Trade with France Act 1688
- Parliament of England
- Long title: An act for prohibiting all trade and commerce with France.
- Citation: 1 Will. & Mar. c. 34; 1 Will. & Mar. Sess. 1. c. 34;
- Territorial extent: England and Wales

Dates
- Royal assent: 20 August 1689
- Commencement: 24 August 1689
- Expired: 23 August 1692
- Repealed: 15 July 1867

Other legislation
- Amended by: Trade with France Act 1690; Trade with France Act 1692;
- Repealed by: Statute Law Revision Act 1867

Status: Repealed

Text of statute as originally enacted

= Trade with France Act 1688 =

Act of the Parliament of England

The Trade with France Act 1688 (1 Will. & Mar. c. 34) was an act of the Parliament of England which prohibited all trade and commerce with France, effective 24 August 1689 and in force for three years. Passage had followed the accession of William III and Mary II, and after their declaration of war against France on 17 May 1689 (O.S.).
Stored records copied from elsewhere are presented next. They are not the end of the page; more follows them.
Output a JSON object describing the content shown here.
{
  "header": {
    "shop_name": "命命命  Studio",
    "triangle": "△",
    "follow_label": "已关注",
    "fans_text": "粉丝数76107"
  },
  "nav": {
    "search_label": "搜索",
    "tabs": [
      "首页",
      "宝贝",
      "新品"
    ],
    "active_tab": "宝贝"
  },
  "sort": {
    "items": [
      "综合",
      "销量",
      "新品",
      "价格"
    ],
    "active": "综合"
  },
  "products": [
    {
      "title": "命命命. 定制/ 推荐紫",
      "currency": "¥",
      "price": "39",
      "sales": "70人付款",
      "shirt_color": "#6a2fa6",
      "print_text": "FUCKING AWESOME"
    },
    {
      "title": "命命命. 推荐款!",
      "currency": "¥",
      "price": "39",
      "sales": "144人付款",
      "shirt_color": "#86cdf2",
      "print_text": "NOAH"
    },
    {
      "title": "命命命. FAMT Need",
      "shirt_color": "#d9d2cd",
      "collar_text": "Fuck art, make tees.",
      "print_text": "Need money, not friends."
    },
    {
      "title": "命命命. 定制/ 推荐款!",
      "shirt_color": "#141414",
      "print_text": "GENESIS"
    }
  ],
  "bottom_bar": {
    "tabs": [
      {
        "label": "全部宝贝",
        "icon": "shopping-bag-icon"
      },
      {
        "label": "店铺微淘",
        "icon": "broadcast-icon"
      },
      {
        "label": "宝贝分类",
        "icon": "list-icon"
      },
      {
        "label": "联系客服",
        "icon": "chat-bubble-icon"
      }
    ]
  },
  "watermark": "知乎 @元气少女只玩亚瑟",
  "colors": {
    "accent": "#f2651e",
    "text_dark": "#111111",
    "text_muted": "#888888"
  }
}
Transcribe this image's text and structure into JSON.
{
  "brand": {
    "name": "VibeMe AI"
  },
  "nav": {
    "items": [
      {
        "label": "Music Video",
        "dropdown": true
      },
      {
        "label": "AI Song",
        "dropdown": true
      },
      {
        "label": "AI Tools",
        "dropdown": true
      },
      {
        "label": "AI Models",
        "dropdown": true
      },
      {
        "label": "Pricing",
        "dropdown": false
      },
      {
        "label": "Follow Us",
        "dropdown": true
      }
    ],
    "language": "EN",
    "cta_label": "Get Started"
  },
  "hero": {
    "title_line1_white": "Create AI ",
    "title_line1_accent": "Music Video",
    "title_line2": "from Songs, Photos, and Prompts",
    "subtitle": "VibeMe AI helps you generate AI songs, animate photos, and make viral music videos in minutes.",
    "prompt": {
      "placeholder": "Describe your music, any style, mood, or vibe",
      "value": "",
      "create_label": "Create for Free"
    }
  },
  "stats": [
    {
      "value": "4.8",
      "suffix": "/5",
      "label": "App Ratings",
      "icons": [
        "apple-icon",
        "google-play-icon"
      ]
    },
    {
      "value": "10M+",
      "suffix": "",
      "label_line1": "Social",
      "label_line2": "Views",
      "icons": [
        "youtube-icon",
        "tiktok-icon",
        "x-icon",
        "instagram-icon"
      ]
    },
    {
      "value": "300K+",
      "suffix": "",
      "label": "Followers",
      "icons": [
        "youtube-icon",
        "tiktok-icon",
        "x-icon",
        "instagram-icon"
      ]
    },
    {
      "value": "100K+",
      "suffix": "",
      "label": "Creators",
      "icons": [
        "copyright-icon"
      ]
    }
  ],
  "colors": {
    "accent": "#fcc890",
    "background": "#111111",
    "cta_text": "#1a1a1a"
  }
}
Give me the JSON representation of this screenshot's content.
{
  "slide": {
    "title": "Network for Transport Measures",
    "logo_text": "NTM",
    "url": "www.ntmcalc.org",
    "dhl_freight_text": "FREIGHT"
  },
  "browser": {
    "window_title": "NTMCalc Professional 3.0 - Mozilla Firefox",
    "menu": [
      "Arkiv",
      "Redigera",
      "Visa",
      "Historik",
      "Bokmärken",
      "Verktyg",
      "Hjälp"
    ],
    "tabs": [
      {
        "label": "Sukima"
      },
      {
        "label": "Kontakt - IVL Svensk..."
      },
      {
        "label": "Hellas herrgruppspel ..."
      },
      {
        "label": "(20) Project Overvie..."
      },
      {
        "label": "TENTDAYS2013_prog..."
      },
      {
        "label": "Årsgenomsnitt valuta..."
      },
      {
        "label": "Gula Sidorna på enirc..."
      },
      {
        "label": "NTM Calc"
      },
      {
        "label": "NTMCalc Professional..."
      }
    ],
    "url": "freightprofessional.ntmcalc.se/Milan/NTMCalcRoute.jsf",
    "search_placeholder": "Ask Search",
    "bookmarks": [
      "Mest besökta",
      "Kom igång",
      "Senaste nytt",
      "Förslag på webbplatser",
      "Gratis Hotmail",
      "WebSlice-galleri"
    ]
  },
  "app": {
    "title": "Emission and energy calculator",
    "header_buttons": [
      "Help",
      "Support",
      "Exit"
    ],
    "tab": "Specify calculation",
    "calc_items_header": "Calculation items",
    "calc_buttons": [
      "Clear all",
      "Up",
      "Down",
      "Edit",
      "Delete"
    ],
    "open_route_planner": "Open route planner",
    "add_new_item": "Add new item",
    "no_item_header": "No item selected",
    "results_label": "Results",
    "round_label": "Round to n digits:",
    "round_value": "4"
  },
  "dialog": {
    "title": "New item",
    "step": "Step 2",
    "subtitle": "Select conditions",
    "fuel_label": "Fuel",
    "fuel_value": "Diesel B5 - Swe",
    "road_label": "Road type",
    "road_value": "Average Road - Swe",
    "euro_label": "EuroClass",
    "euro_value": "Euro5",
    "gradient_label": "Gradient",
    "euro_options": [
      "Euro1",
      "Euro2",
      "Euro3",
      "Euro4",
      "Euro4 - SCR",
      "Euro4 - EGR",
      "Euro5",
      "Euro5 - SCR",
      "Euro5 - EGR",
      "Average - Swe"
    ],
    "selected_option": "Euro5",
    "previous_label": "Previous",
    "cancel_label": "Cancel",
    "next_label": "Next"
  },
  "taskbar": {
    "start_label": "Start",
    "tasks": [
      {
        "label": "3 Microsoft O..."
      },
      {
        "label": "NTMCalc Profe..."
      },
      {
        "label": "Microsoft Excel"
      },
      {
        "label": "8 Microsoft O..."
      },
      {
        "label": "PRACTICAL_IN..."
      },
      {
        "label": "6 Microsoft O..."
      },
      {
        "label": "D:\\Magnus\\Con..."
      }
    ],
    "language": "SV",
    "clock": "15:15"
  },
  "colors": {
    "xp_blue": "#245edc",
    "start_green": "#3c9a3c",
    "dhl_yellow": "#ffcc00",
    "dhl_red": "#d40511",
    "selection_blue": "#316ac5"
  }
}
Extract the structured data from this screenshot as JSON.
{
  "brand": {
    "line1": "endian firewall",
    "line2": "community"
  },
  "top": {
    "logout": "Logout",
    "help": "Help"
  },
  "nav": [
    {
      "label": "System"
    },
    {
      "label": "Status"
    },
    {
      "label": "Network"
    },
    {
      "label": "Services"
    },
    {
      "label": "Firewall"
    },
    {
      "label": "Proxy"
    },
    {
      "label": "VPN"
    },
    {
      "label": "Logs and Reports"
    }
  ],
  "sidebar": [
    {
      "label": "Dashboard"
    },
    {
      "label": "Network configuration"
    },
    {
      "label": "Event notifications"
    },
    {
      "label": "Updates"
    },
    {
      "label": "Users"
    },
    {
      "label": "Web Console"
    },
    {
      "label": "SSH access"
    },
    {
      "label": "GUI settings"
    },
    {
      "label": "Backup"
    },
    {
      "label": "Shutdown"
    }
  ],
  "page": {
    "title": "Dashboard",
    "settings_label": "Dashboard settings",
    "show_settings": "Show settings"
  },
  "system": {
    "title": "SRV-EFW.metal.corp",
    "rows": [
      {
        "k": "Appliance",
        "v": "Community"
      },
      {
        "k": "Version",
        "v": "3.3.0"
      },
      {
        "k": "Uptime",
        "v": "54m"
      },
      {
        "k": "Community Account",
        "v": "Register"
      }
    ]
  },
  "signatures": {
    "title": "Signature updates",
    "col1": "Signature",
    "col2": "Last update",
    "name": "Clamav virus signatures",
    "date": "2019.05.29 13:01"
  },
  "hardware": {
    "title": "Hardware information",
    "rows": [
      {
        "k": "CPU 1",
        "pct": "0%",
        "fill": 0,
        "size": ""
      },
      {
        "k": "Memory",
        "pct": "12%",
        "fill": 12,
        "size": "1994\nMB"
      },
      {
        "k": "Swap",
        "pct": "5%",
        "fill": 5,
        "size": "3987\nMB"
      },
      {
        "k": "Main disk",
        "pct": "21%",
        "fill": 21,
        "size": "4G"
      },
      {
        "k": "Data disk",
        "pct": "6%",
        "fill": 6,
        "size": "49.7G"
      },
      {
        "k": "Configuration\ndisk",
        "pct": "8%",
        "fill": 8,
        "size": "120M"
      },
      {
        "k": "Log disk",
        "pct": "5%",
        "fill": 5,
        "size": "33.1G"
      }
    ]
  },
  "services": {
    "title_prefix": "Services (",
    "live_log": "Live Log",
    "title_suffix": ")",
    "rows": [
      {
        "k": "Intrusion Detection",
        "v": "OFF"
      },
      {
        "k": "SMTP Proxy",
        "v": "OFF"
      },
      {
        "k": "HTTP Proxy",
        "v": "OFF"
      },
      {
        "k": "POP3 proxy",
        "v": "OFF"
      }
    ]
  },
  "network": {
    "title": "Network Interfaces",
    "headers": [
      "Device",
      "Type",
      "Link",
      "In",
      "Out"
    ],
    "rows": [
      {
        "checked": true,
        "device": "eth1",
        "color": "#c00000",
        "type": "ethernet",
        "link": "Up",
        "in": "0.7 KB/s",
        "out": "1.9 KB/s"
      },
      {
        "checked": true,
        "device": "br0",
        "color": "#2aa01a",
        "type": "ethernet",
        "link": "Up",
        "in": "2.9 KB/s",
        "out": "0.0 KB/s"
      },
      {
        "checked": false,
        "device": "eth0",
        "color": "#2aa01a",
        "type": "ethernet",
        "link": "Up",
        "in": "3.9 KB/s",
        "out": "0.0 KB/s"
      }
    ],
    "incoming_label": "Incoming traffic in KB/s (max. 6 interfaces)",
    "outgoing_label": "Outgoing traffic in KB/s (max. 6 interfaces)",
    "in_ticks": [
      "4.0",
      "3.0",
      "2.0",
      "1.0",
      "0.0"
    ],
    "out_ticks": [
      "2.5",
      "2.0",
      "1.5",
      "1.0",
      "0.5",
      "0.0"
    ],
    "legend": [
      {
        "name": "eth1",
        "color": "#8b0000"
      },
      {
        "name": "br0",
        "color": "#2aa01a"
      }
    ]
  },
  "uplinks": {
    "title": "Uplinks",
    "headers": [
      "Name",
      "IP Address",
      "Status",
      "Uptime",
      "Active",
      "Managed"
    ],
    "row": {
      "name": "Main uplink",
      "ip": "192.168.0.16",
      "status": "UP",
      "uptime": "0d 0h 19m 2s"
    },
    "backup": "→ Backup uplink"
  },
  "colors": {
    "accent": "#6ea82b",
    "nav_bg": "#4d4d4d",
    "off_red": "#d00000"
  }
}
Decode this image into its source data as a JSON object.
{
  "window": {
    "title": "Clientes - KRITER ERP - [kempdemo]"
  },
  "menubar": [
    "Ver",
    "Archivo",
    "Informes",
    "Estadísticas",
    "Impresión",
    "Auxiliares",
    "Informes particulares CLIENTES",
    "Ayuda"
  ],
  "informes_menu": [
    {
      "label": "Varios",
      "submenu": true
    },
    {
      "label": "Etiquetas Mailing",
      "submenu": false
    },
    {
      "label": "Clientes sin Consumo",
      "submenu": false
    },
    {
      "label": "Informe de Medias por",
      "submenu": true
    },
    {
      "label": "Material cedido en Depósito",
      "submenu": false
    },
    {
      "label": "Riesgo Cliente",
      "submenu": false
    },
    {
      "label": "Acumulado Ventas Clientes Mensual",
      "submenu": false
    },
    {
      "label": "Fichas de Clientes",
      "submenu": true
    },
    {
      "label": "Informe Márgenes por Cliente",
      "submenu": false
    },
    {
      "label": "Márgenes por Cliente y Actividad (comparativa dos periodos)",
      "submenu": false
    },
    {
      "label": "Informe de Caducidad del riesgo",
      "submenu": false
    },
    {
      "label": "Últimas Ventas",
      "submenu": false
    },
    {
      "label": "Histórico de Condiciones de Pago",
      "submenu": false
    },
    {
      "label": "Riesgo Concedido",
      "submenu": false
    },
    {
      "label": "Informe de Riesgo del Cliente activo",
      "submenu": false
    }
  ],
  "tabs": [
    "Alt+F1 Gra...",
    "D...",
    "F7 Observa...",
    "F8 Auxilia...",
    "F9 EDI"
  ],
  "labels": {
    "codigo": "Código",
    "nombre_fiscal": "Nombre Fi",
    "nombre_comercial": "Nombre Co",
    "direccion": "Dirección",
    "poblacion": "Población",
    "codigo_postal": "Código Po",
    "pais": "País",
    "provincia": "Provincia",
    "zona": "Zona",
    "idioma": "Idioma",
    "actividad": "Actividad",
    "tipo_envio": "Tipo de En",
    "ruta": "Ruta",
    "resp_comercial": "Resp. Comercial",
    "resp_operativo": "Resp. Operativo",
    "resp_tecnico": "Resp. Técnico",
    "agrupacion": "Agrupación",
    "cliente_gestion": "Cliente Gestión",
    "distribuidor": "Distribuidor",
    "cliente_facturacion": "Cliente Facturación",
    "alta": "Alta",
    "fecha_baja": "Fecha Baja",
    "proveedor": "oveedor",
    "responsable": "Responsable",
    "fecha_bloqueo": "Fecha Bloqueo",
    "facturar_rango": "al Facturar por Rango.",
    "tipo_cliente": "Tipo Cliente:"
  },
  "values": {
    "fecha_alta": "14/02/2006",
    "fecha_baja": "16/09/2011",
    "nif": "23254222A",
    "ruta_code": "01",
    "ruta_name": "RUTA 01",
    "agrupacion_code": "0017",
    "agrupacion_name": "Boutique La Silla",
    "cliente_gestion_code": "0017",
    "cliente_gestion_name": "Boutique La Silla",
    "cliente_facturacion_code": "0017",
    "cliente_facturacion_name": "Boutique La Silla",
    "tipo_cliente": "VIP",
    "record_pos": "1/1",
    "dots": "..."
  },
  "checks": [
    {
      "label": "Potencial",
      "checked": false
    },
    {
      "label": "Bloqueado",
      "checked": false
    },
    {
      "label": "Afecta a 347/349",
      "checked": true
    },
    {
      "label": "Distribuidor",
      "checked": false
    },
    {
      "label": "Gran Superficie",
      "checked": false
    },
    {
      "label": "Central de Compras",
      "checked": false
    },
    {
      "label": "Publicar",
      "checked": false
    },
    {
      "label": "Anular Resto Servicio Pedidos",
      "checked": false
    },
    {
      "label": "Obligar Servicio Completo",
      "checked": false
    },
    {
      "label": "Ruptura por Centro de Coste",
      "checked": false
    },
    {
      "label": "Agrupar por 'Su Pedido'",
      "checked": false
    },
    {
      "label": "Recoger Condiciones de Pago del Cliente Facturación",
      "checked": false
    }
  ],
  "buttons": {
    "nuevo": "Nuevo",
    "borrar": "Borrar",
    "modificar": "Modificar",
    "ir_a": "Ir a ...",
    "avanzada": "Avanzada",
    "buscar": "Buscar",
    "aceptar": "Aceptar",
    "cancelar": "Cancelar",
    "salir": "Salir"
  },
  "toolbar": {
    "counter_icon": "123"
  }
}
The act expired in 1692 with the Nine Years' War still raging, and it was renewed by the Trade with France Act 1692 (4 Will. & Mar. c. 25), also known as the Prize Act 1692, for a further three years.

== Subsequent developments ==
The whole act was repealed by section 1 of, and the schedule to, the Statute Law Revision Act 1867 (30 & 31 Vict. c. 59), which came into force on 15 July 1867.